The *exitance* of an extended surface is the rate at which it is radiating energy (in all directions) per unit area. The usual symbol is \(M\) and the units are \(\text{W m}^{-2}\). It is an intrinsic property of the radiating surface and is not dependent on the position of an observer.

Most readers will be aware that some property of a black body is equal to \(\sigma T^4\).

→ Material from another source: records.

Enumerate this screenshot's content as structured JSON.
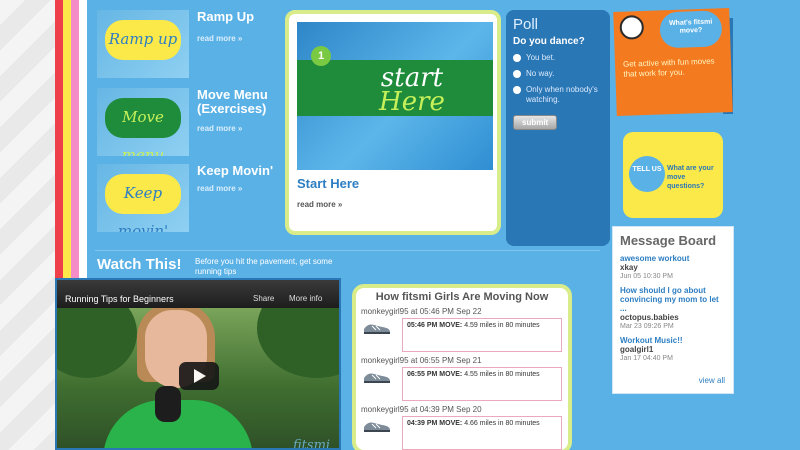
{
  "colors": {
    "page_bg": "#5ab1e6",
    "poll_bg": "#2a77b6",
    "note_orange": "#f47a20",
    "tellus_yellow": "#fbe94a",
    "link_blue": "#2d7ec2",
    "card_border": "#d8ec8a"
  },
  "features": [
    {
      "title": "Ramp Up",
      "more": "read more »",
      "art_text": "Ramp up",
      "art_color": "#fbe94a",
      "art_text_color": "#2d7ec2"
    },
    {
      "title": "Move Menu (Exercises)",
      "more": "read more »",
      "art_text": "Move menu",
      "art_color": "#1e8c3a",
      "art_text_color": "#c6f05a"
    },
    {
      "title": "Keep Movin'",
      "more": "read more »",
      "art_text": "Keep movin'",
      "art_color": "#fbe94a",
      "art_text_color": "#2d7ec2"
    }
  ],
  "start": {
    "step": "1",
    "art_line1": "start",
    "art_line2": "Here",
    "title": "Start Here",
    "more": "read more »"
  },
  "poll": {
    "heading": "Poll",
    "question": "Do you dance?",
    "options": [
      "You bet.",
      "No way.",
      "Only when nobody's watching."
    ],
    "submit": "submit"
  },
  "note": {
    "cloud_text": "What's fitsmi move?",
    "text": "Get active with fun moves that work for you."
  },
  "tellus": {
    "cloud_text": "TELL US",
    "text": "What are your move questions?"
  },
  "message_board": {
    "heading": "Message Board",
    "entries": [
      {
        "title": "awesome workout",
        "user": "xkay",
        "date": "Jun 05 10:30 PM"
      },
      {
        "title": "How should I go about convincing my mom to let ...",
        "user": "octopus.babies",
        "date": "Mar 23 09:26 PM"
      },
      {
        "title": "Workout Music!!",
        "user": "goalgirl1",
        "date": "Jan 17 04:40 PM"
      }
    ],
    "view_all": "view all"
  },
  "watch": {
    "title": "Watch This!",
    "subtitle": "Before you hit the pavement, get some running tips",
    "video_title": "Running Tips for Beginners",
    "share": "Share",
    "more_info": "More info",
    "watermark": "fitsmi move"
  },
  "moving": {
    "heading": "How fitsmi Girls Are Moving Now",
    "entries": [
      {
        "who": "monkeygirl95 at 05:46 PM Sep 22",
        "time": "05:46 PM MOVE:",
        "desc": "4.59 miles in 80 minutes"
      },
      {
        "who": "monkeygirl95 at 06:55 PM Sep 21",
        "time": "06:55 PM MOVE:",
        "desc": "4.55 miles in 80 minutes"
      },
      {
        "who": "monkeygirl95 at 04:39 PM Sep 20",
        "time": "04:39 PM MOVE:",
        "desc": "4.66 miles in 80 minutes"
      }
    ]
  }
}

Technically it is the exitance (integrated over all wavelengths, with no subscript on the \(M\)) that is equal to \(\sigma T^4\), so that, in our notation, the Stefan-Boltzmann law would be written

\[M=\sigma T^4 \tag{1.11.1}, \label{1.11.1}\]

where \(\sigma\) has the value \(5.7 \times 10^{-8} \text{W m}^{-2} \text{K}^{-4}\).

Likewise the familiar Planck equation for a black body:

\[M_\lambda=\frac{2\pi hc^2}{\lambda^5 \left( e^{hc/kT}-1 \right)} \tag{1.11.2} \label{1.11.2}\]

gives the exitance per unit wavelength interval.

The word "emittance" is an older word for what is now called exitance.

The *emissivity* of a radiating surface is the ratio of its exitance at a given wavelength and temperature to the exitance of a black body at that wavelength and temperature.